Cinq ans après l’ouverture du compte @Pontifex sur Twitter, sous le pontificat de Benoît XVI, le 12 décembre 2012, le pape François est aujourd’hui suivi par 40 millions de personnes, en neuf langues. « Merci à vous tous qui suivez @Pontifex qui a aujourd’hui cinq ans. Que les réseaux sociaux soient des lieux riches en humanité ! » a-t-il souhaité à la mi-journée le 12 décembre 2017.

Mgr Angelo Becciu, substitut pour les Affaires générales de la Secrétairerie d’Etat, évoque cet instrument « d’évangélisation » papal à l’antenne de Radio Vatican.

L’archevêque se souvient de l’inauguration du compte : « Le pape Benoît était un peu gauche, hésitant pour presser les touches de la tablette. Mais en même temps, je l’ai vu joyeux : joyeux de pouvoir se mettre en dialogue avec les cybernautes, de faire partie de la nouvelle vague des communicateurs modernes. »

« Quel meilleur moyen pour rejoindre de nombreuses personnes et diffuser la Parole de Dieu ? » fait observer Mgr Becciu qui affirme que si le pape argentin « n’est pas familier de ces nouvelles technologies, il est cependant intéressé. Il veut voir, être tenu au courant, il lit cet instrument !… Il lit les tweets qu’il doit publier et il les approuve avec grand enthousiasme ».

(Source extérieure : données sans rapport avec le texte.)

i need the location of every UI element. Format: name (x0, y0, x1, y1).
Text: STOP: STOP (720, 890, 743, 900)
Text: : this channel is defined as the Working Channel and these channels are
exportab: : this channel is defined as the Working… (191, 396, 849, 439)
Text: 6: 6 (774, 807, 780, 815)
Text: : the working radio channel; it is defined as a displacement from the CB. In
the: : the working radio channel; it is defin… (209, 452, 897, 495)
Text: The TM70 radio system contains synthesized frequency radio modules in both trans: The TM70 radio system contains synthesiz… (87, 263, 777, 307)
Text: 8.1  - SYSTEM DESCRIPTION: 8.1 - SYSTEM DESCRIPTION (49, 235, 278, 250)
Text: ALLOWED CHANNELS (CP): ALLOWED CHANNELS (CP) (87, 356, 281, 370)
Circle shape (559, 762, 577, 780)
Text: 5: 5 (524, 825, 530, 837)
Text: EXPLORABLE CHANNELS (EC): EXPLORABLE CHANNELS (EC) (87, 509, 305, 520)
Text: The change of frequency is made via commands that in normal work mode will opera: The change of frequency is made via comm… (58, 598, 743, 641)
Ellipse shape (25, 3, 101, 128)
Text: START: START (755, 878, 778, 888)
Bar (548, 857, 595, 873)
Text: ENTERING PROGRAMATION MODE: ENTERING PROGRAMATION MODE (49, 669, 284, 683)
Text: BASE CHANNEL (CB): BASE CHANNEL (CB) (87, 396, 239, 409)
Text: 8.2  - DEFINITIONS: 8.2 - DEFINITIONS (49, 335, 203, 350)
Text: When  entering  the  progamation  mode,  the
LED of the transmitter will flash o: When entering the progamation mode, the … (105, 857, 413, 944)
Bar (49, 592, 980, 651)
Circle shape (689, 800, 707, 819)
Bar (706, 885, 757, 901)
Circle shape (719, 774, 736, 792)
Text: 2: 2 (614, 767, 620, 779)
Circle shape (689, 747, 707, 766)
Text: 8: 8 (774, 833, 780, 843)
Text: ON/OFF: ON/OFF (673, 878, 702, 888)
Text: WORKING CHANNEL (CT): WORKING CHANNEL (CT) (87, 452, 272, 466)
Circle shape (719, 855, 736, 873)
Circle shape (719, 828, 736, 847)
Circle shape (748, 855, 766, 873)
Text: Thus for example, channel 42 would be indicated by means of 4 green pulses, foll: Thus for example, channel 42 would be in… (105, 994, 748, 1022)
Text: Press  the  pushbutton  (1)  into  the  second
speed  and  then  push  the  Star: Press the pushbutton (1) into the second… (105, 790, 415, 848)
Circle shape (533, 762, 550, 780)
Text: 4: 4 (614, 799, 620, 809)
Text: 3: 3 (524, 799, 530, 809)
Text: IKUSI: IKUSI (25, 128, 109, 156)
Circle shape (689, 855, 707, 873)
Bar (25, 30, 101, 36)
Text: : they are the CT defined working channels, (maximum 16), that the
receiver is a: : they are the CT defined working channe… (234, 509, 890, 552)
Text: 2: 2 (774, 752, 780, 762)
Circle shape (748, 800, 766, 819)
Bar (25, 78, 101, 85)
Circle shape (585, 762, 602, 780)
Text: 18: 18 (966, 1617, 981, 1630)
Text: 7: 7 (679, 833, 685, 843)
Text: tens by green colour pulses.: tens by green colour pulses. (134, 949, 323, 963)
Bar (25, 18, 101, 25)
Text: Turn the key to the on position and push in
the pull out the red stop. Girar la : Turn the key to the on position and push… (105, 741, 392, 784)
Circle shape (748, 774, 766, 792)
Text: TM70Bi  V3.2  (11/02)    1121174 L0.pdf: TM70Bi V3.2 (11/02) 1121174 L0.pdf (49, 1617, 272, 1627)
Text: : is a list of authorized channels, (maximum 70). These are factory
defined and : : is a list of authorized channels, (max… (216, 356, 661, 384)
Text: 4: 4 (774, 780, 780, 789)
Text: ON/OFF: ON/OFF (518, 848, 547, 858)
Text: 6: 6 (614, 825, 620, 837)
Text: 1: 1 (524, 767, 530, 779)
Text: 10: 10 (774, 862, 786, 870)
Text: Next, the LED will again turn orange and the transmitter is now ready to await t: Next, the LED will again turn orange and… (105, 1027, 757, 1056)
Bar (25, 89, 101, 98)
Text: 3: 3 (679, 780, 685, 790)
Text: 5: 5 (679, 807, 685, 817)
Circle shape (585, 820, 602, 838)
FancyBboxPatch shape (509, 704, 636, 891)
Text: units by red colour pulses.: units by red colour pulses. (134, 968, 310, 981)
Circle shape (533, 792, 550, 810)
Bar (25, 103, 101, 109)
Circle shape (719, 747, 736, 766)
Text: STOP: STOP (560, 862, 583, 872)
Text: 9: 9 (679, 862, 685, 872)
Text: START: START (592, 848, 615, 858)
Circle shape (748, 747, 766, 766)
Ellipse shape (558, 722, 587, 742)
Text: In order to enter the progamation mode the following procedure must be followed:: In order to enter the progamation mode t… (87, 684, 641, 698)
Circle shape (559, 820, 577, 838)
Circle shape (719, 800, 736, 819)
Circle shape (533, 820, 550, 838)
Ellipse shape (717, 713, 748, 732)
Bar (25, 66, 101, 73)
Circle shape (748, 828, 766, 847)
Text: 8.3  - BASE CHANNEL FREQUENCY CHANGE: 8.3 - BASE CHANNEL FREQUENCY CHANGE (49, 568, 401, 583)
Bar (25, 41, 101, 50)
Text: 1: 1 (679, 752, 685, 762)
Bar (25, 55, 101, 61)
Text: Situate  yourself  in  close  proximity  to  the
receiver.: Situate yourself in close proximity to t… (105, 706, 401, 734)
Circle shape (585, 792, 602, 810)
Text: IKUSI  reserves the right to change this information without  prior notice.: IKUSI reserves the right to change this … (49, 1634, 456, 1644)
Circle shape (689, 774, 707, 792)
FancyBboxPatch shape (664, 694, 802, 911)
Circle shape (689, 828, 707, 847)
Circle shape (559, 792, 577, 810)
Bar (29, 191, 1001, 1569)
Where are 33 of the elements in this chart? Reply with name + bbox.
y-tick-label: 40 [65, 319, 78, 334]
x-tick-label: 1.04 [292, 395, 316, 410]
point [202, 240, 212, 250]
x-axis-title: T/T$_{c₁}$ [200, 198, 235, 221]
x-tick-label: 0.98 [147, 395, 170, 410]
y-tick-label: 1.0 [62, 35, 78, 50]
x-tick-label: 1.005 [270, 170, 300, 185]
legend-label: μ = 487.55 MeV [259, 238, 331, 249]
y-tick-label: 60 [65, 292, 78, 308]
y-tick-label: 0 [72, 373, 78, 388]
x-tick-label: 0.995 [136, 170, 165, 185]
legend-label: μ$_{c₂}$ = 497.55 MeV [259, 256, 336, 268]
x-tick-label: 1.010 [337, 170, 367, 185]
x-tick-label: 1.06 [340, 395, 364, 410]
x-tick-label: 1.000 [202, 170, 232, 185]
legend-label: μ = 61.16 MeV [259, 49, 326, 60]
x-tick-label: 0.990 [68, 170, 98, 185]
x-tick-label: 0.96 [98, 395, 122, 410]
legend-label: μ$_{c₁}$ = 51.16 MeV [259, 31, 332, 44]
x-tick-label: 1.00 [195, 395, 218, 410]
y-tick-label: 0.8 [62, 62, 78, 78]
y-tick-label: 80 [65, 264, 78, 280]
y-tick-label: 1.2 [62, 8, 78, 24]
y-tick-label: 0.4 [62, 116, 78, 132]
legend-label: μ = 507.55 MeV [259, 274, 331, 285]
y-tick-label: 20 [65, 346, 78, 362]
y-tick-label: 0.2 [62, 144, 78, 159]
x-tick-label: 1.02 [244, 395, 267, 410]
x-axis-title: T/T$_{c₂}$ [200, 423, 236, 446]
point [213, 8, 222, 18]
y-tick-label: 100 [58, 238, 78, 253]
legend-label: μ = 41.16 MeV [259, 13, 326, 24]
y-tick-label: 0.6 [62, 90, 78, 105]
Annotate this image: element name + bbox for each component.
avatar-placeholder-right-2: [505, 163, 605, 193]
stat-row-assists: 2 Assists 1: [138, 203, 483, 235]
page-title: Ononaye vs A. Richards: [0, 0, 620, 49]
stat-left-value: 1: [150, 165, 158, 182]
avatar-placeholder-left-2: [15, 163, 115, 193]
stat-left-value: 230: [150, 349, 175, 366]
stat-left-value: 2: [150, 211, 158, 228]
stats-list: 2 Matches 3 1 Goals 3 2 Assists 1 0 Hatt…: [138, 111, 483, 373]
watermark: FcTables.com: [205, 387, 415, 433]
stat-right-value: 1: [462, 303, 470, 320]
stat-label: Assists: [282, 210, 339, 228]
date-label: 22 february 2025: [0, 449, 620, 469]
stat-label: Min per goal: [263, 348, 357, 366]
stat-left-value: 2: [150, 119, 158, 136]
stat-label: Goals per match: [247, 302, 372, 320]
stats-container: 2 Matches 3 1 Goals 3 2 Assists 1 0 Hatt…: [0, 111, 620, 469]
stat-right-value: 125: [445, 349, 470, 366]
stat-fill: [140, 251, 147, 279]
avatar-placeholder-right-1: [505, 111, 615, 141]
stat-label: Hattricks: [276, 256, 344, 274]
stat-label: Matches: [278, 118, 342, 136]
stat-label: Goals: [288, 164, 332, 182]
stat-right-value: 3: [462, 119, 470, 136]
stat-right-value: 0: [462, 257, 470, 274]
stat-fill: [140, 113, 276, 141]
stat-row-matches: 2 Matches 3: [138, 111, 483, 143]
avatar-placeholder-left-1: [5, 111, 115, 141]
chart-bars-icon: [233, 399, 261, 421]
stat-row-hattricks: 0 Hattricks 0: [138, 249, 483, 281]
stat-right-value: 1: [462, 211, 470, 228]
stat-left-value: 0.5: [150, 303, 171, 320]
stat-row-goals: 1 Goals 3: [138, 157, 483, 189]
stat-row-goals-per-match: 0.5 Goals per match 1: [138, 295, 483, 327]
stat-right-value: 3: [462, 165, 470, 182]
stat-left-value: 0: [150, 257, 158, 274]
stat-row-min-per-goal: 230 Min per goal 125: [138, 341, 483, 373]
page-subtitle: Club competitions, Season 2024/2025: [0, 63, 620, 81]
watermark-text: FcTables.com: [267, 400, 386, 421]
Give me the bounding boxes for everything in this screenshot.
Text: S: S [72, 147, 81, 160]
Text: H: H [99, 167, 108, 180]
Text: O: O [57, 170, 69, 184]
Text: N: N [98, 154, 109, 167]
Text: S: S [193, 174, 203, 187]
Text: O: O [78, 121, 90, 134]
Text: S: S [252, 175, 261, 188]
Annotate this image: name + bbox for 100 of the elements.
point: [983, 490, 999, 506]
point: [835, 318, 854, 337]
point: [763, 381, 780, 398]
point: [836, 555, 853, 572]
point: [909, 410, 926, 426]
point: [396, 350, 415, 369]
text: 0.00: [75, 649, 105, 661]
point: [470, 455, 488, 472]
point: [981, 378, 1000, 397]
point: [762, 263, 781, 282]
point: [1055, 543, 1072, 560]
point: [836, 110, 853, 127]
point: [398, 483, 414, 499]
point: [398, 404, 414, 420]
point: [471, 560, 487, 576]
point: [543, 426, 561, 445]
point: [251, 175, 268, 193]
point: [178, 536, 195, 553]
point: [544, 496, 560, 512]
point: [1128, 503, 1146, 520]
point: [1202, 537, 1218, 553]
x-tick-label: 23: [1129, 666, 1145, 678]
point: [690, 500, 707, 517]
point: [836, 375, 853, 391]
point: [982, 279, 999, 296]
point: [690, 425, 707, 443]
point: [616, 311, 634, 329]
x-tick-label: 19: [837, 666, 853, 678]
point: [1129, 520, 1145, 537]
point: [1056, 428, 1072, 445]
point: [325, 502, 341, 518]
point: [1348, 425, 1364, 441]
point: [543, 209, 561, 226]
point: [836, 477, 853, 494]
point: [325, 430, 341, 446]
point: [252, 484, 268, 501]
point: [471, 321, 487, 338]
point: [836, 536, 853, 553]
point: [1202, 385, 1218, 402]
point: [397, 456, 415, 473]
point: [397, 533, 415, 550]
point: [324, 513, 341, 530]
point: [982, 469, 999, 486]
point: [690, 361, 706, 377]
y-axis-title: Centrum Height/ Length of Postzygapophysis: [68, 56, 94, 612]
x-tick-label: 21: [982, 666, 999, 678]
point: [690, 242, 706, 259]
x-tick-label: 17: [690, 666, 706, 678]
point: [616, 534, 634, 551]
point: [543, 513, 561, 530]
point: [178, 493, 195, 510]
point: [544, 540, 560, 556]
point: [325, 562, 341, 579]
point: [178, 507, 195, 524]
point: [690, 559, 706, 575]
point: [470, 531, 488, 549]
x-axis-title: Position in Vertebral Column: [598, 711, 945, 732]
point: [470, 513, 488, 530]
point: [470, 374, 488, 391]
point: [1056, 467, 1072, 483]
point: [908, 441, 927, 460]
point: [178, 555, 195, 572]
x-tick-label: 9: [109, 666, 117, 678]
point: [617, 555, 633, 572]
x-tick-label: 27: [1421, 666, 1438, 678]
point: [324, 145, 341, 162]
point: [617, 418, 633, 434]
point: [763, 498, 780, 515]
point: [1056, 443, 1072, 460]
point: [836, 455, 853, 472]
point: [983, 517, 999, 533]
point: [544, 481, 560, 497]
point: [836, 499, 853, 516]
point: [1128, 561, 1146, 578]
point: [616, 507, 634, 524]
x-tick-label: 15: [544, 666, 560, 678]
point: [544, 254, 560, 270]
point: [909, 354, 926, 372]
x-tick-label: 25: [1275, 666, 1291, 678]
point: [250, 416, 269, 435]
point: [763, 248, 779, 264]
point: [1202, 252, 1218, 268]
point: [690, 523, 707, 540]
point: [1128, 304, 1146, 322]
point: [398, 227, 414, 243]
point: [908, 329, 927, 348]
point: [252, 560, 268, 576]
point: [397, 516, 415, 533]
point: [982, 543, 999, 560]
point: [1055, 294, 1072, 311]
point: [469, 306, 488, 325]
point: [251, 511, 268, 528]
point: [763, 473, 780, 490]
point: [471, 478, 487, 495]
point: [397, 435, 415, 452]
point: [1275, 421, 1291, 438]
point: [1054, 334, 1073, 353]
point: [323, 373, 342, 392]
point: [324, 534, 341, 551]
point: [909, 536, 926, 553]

« Je pense, ajoute-t-il, que le pape est conscient d’être l’évangélisateur, le premier missionnaire du monde. Et donc pour lui… tous les instruments qui peuvent apporter sa parole évangélisatrice sont bons. » Twitter est en effet aujourd’hui « un instrument quasi indispensable, unique : on ne peut pas faire sans ».

Mgr Becciu rappelle les conseils du pape François pour utiliser les réseaux sociaux : « d’abord ne pas en abuser : ne pas les utiliser à la messe ! … Il faut avoir du courage et de la sagesse… Le courage parce que c’est une nouveauté et qu’il faut donc savoir “se lancer” dans ces nouveautés. Et puis la sagesse : comme tout instrument, il doit être utilisé dans la juste mesure. »

Twitter ne doit pas être un lieu « d’offenses », « néfaste », mais « un instrument qui aide à communiquer avec les autres. Et la communication doit aider à grandir dans l’esprit, dans la culture, dans l’approche des autres », conclut l’archevêque.